Nearly 7,000 buses and 750 trains are expected to ferry people to and from the main bathing area, where three giant “ghats” have been built enabling visitors to walk down steps into the sacred but heavily polluted water.
Many drink it, while others bottle it and take it home as a memento or a gift for relatives.
The biggest bathing days in 2013 will be January 14, January 27, February 10, February 25 and March 10. The biggest day of all, when 20 million people are anticipated, will be “Basant Panchami” on February 15.
Among the visual highlights is the sight of bearded, naked and dreadlocked holy men, or sadhus, running en masse into the water, brandishing tridents, swords and sticks at auspicious times on the important bathing days.
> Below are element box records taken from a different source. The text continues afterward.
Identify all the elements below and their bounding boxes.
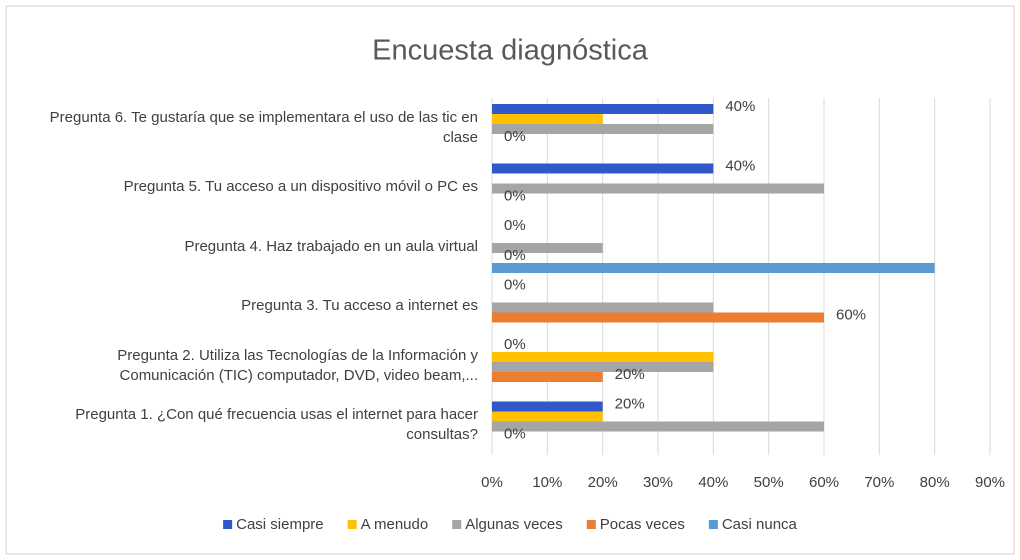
y-tick-label: Pregunta 2. Utiliza las Tecnologías de l…: [117, 346, 478, 384]
data-label: 40%: [725, 157, 755, 174]
bar: [492, 183, 824, 194]
data-label: 40%: [725, 98, 755, 115]
legend-label: Casi siempre: [236, 516, 324, 533]
bar: [492, 411, 603, 422]
x-tick-label: 20%: [588, 474, 618, 491]
legend-swatch: [586, 520, 596, 529]
x-tick-label: 90%: [975, 474, 1005, 491]
bar: [492, 352, 714, 362]
x-tick-label: 50%: [754, 474, 784, 491]
data-label: 0%: [504, 247, 526, 264]
y-tick-label: Pregunta 5. Tu acceso a un dispositivo m…: [123, 178, 478, 196]
x-tick-label: 10%: [532, 474, 562, 491]
legend-swatch: [708, 520, 718, 529]
chart-border: [5, 5, 1015, 555]
bar: [492, 243, 603, 253]
bar: [492, 114, 603, 124]
data-label: 0%: [504, 425, 526, 442]
data-label: 20%: [615, 395, 645, 412]
bar: [492, 163, 714, 174]
data-label: 0%: [504, 187, 526, 204]
data-label: 0%: [504, 217, 526, 234]
data-label: 0%: [504, 276, 526, 293]
data-label: 20%: [615, 366, 645, 383]
bar: [492, 124, 714, 134]
legend-label: Algunas veces: [465, 516, 563, 533]
bar: [492, 312, 824, 323]
bar: [492, 302, 714, 313]
bar: [492, 362, 714, 372]
y-tick-label: Pregunta 4. Haz trabajado en un aula vir…: [184, 237, 478, 255]
x-tick-label: 60%: [809, 474, 839, 491]
legend-swatch: [347, 520, 357, 529]
y-tick-label: Pregunta 6. Te gustaría que se implement…: [49, 108, 478, 146]
bar: [492, 421, 824, 432]
x-tick-label: 70%: [864, 474, 894, 491]
bar: [492, 104, 714, 114]
x-tick-label: 80%: [920, 474, 950, 491]
chart-title: Encuesta diagnóstica: [372, 35, 649, 67]
legend-label: Casi nunca: [722, 516, 798, 533]
legend-label: Pocas veces: [600, 516, 685, 533]
bar: [492, 372, 603, 382]
x-tick-label: 30%: [643, 474, 673, 491]
legend-swatch: [223, 520, 233, 529]
data-label: 0%: [504, 128, 526, 145]
data-label: 0%: [504, 336, 526, 353]
y-tick-label: Pregunta 3. Tu acceso a internet es: [241, 297, 478, 315]
y-tick-label: Pregunta 1. ¿Con qué frecuencia usas el …: [75, 406, 478, 444]
legend-label: A menudo: [361, 516, 429, 533]
data-label: 60%: [836, 306, 866, 323]
legend-swatch: [452, 520, 462, 529]
bar: [492, 401, 603, 412]
bar: [492, 263, 935, 273]
x-tick-label: 40%: [698, 474, 728, 491]
x-tick-label: 0%: [481, 474, 503, 491]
Sadhus are reclusive ascetics or wandering monks who renounce normal life and often live alone in India’s remote mountains and forests devoting themselves to meditation, but they emerge to lead the key Kumbh Mela bathing sessions.
Companies along the banks of the Ganges and its tributaries, including the severely polluted Yamuna which flows through New Delhi, have been warned not to violate the routinely flouted pollution rules and reservoirs upstream will be opened in an attempt to dilute the dirty river water.
At the festival site itself, plastic bags have been banned and pilgrims will be asked not to use soap while bathing, as well as refraining from throwing religious waste such as garlands and incense sticks into the river.
This year’s celebrity attendees are led by British actress Catherine Zeta-Jones who is reportedly eager to follow in the footsteps of previous festival-goers Madonna, Pierce Brosnan and Sharon Stone.
Kumbh Mela has its origins in Hindu mythology which tells how a few drops from a pitcher containing the nectar of immortality are said to have fallen during a fight between gods and demons on the four locations across India which host the festival—Allahabad, Nasik, Ujjain and Haridwar.
The only other religious festival to rival the Kumbh Mela in size is the hajj pilgrimage in Saudi Arabia, one of the five pillars of Islam which must be performed at least once in a lifetime by all Muslims who are able to do so.
In 2012, it drew 3.1 million people.